Robbins commented that “I guess the film was a warning about that, and look where we are now.” He was aided in disseminating his message by an all-star cast that included everyone from his former partner Susan Sarandon as a news anchor to Alan Rickman – then hot from the dual success of Die Hard and Robin Hood: Prince of Thieves – as Roberts’s campaign manager. The picture was glowingly reviewed by all but the most partisan conservatives, although it was a box office flop, probably not helped by its release being overshadowed by the real pending election battle between Bush, Bill Clinton and the third-party candidate Russ Perot.
In 2017 Robbins joked that, if Roberts was still around, “He’d be in the White House. And there would be some kind of fake healing to get him out of the wheelchair”, before suggesting that reality had long passed parody. Yet he did resurrect a version of the character, now called ‘Bobbo Supreme’, for a podcast in 2020, in which he took aim at Trump; he said that “I don’t think it’s enough to just do an imitation of him, I think you have to look deeper. That’s why we didn’t want to try to imitate his voice…satire must be a deeper truth by illuminating something that might be rude or offensive to some people.”
Even back then, Robbins was chafing against the restrictions placed on individual liberty. When asked whether he believed a Trump supporter might think twice about voting for the president, Robbins replied that “no one is checking your politics at the door, no one is saying you can’t come in.
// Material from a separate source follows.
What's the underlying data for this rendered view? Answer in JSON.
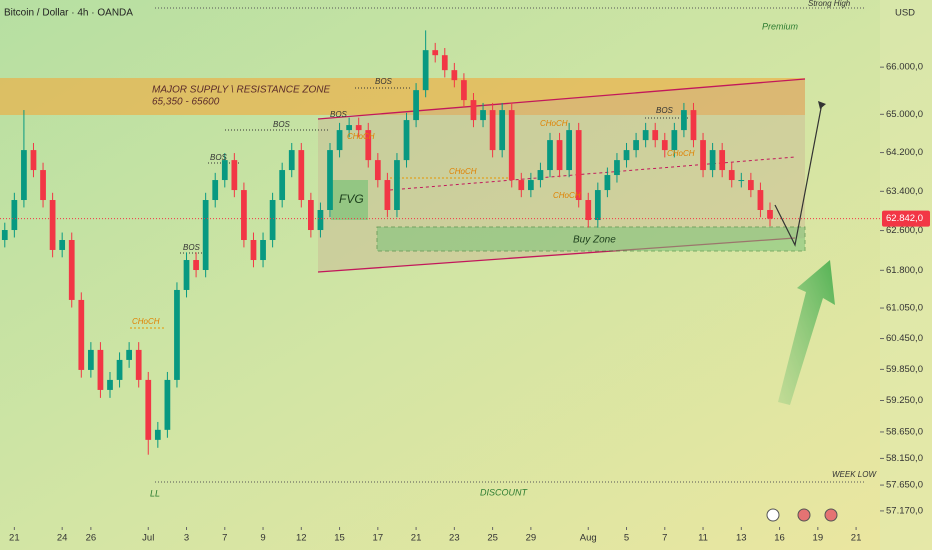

I think it’s important that we create forums of communities where you can listen to something, you can laugh and you can understand you’re not alone.”
While Bobbo Supreme has not had anything like the afterlife that Bob Roberts has had – which included Robbins and his brother forming a punk rock band called ‘Gob Roberts’ to perform rearranged versions of some of the film’s songs – it remains an interesting stepping stone in Robbins’ political journey, which included him explicitly admitting that his villain in last year’s Silo was inspired by pro-lockdown politicians.
Can we expect to see Robbins, in character as Roberts, introducing Trump as a future rally? Probably not, but in the words of Retake America: “This land is our land/Got to be proud in the land of the free/This land was made for us/This plan was made for me.”